Why does READ a file only return the first characterI have a text file

John_Mosby · June 16, 2009, 3:18am

I have a text file that contains the following…

That is all that is in the file. The file is actually storing a default printer name for later reference. I want to read the file and retrieve the name of the printer for comparison with the current printer. My problem is that when I read the file I am only getting a “D” (the first character) as the file contents. If I designate the read command to read from 1 to 20, I get the first 10 characters. So I know the information is there. Why is the “Read” command ony get the first character of the text file?

Here is some of my code…

set myFile to “Macintosh HD 90:Applications:4D Product line 2004.4:4th Dimension 2004.4:Smackdefaultprtr.txt”
set dir_POSIX to (POSIX path of (“Macintosh HD 90:Applications:4D Product line 2004.4:4th Dimension 2004.4:Smackdefaultprtr.txt”))
set dir_POSIX to ReplaceText(dir_POSIX, " ", "\ ")
set fid to (open for access file myFile)
set old_Printer to read fid as text
close access fid
tell application “Printer Setup Utility”
set the_printer to the current printer
set the_name to the name of the_printer
if the_name is not old_Printer then
set the_count to the count of printers
repeat with x from 1 to the_count
if the name of printer x is old_Printer then
set the current printer to printer x
end if
end repeat
end if
end tell
on ReplaceText(theString, fString, rString)
set current_Delimiters to AppleScript’s text item delimiters
set AppleScript’s text item delimiters to fString
set sList to every text item of theString
set AppleScript’s text item delimiters to rString
set newString to sList as string
set AppleScript’s text item delimiters to current_Delimiters
return newString
end ReplaceText

chrys · June 16, 2009, 3:53am

This “ask for 20, got 10” symptom indicates that the data is probably stored in a UTF-16 encoding (uses two or four bytes per character, every other of those bytes will be NUL if the characters are before U+0100 (i.e. all the normal ASCII characters plus some others)). However, the read . as text command will always decode the data as if it was in the system’s primary encoding (usually MacRoman, which is a single-byte encoding, reading a two-byte encoding as a one-byte encoding creates the “10 for 20” symptom).

If the encoding is UTF-16BE (or the character data is preceded by a byte order mark (BOM)) you should be able to read it by changing to read . as Unicode text. If the encoding is something else, then you will need to transcode the data before reading it. You might find iconv useful.

set theText to do shell script "iconv -f UTF-16LE -t UTF-8 < " & quoted form of posixPathToUTF16LETextFile

Or maybe you could just arrange for the input file to be encoded in MacRoman instead of whatever it is currently using.

By the way, your problems with the truncated posts were likely from pasting a NUL byte into the Message text box. “NUL terminated string” is a common string representation. One of its problems is that it cannot directly represent the NUL character. Apparently the BBS system here uses such a representation at some point.

Model: iBook G4 933
AppleScript: 1.10.7
Browser: Safari 4 Public Beta (4528.17)
Operating System: Mac OS X (10.4)

John_Mosby · June 16, 2009, 4:08am

This is how the file is created. How can I designate the “MacRoman” format?

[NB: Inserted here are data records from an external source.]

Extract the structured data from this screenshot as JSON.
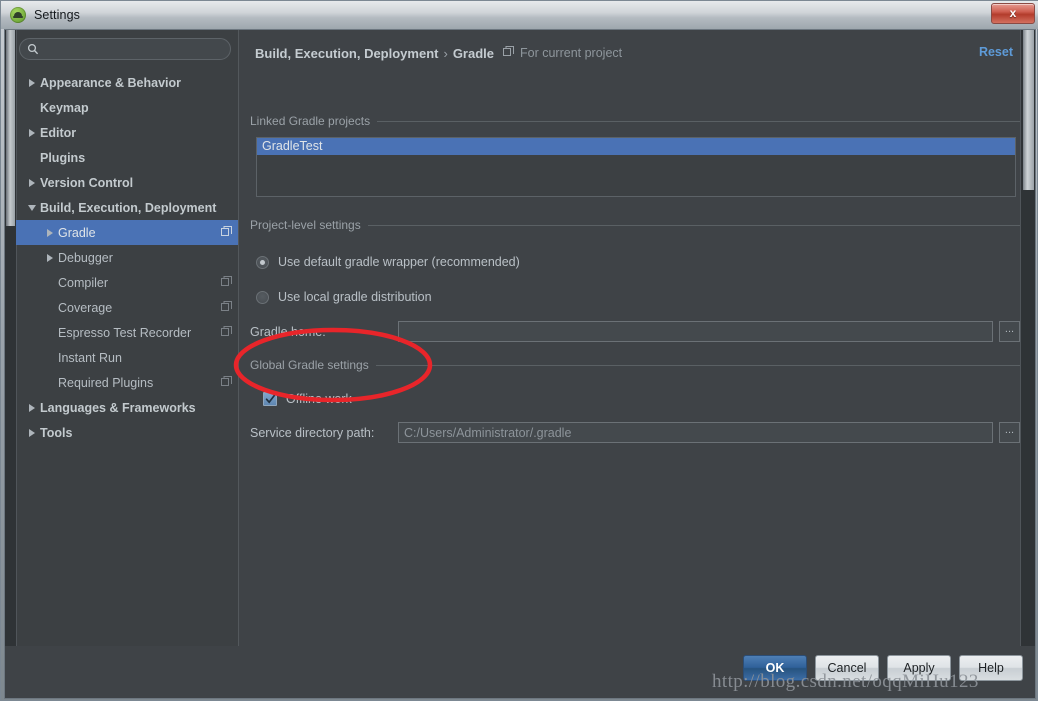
{
  "window": {
    "title": "Settings",
    "app_icon": "android-studio-icon",
    "close_label": "x"
  },
  "sidebar": {
    "search": {
      "placeholder": "",
      "value": "",
      "icon": "search-icon"
    },
    "items": [
      {
        "label": "Appearance & Behavior",
        "twisty": "right",
        "bold": true,
        "indent": 0,
        "icon": null,
        "selected": false
      },
      {
        "label": "Keymap",
        "twisty": "none",
        "bold": true,
        "indent": 0,
        "icon": null,
        "selected": false
      },
      {
        "label": "Editor",
        "twisty": "right",
        "bold": true,
        "indent": 0,
        "icon": null,
        "selected": false
      },
      {
        "label": "Plugins",
        "twisty": "none",
        "bold": true,
        "indent": 0,
        "icon": null,
        "selected": false
      },
      {
        "label": "Version Control",
        "twisty": "right",
        "bold": true,
        "indent": 0,
        "icon": null,
        "selected": false
      },
      {
        "label": "Build, Execution, Deployment",
        "twisty": "down",
        "bold": true,
        "indent": 0,
        "icon": null,
        "selected": false
      },
      {
        "label": "Gradle",
        "twisty": "right",
        "bold": false,
        "indent": 1,
        "icon": "stack-icon",
        "selected": true
      },
      {
        "label": "Debugger",
        "twisty": "right",
        "bold": false,
        "indent": 1,
        "icon": null,
        "selected": false
      },
      {
        "label": "Compiler",
        "twisty": "none",
        "bold": false,
        "indent": 1,
        "icon": "stack-icon",
        "selected": false
      },
      {
        "label": "Coverage",
        "twisty": "none",
        "bold": false,
        "indent": 1,
        "icon": "stack-icon",
        "selected": false
      },
      {
        "label": "Espresso Test Recorder",
        "twisty": "none",
        "bold": false,
        "indent": 1,
        "icon": "stack-icon",
        "selected": false
      },
      {
        "label": "Instant Run",
        "twisty": "none",
        "bold": false,
        "indent": 1,
        "icon": null,
        "selected": false
      },
      {
        "label": "Required Plugins",
        "twisty": "none",
        "bold": false,
        "indent": 1,
        "icon": "stack-icon",
        "selected": false
      },
      {
        "label": "Languages & Frameworks",
        "twisty": "right",
        "bold": true,
        "indent": 0,
        "icon": null,
        "selected": false
      },
      {
        "label": "Tools",
        "twisty": "right",
        "bold": true,
        "indent": 0,
        "icon": null,
        "selected": false
      }
    ]
  },
  "content": {
    "breadcrumb": {
      "parent": "Build, Execution, Deployment",
      "separator": "›",
      "current": "Gradle",
      "scope_icon": "stack-icon",
      "scope": "For current project"
    },
    "reset_label": "Reset",
    "linked_projects": {
      "group_title": "Linked Gradle projects",
      "items": [
        "GradleTest"
      ],
      "selected": "GradleTest"
    },
    "project_level": {
      "group_title": "Project-level settings",
      "radios": [
        {
          "label": "Use default gradle wrapper (recommended)",
          "checked": true
        },
        {
          "label": "Use local gradle distribution",
          "checked": false
        }
      ],
      "gradle_home": {
        "label": "Gradle home:",
        "value": "",
        "placeholder": "",
        "browse_label": "..."
      }
    },
    "global_settings": {
      "group_title": "Global Gradle settings",
      "offline_work": {
        "label": "Offline work",
        "checked": true
      },
      "service_directory": {
        "label": "Service directory path:",
        "value": "C:/Users/Administrator/.gradle",
        "browse_label": "..."
      }
    }
  },
  "buttons": [
    {
      "label": "OK",
      "primary": true
    },
    {
      "label": "Cancel",
      "primary": false
    },
    {
      "label": "Apply",
      "primary": false
    },
    {
      "label": "Help",
      "primary": false
    }
  ],
  "annotation": {
    "shape": "ellipse",
    "color": "#e8252a",
    "target": "Offline work"
  },
  "watermark": "http://blog.csdn.net/oqqMiHu123",
  "colors": {
    "accent_selection": "#4a72b5",
    "link": "#5e9bd8",
    "panel_bg": "#3f4347",
    "sidebar_bg": "#3c4043",
    "annotation_red": "#e8252a"
  }
}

tell application “Printer Setup Utility”
set oldprinter to name of current printer
set last_printer_file to open for access file “Macintosh HD 90:Applications:4D Product line 2004.4:4th Dimension 2004.4:Smackdefaultprtr.txt” with write permission
write oldprinter to last_printer_file starting at eof
close access last_printer_file
end tell

chrys · June 16, 2009, 5:51am

If all the writers and all the readers are in AppleScript, all you need to do is be consistent in the as parameters.

In your examples you used write . (no as) and read . as text. Prior to Leopard, this combination results in the inconsistency you saw if the original value written was of the Unicode text class. Under Leopard, both encoding and decoding would have been done with the primary encoding (no as = as text = as string). The AppleScript Release Notes for Leopard’s AppleScript say that it is best to always specify as text or as Unicode text for all writes and reads (mostly for cross-compatibility, but also just for consistent results).

Use write . as text to write text encoded in the system’s primary encoding and read . as text to read it.
Use write . as Unicode text to get text encoded in UTF-16BE and read . as Unicode text to read it.
Or possibly use write . as «class utf8» to get text encoded in UTF-8 and read . as «class utf8» to read it. I have never seen any documentation for this one though, it may be best to consider it unsupported unless you really need UTF-8 and you are willing to risk future incompatibility.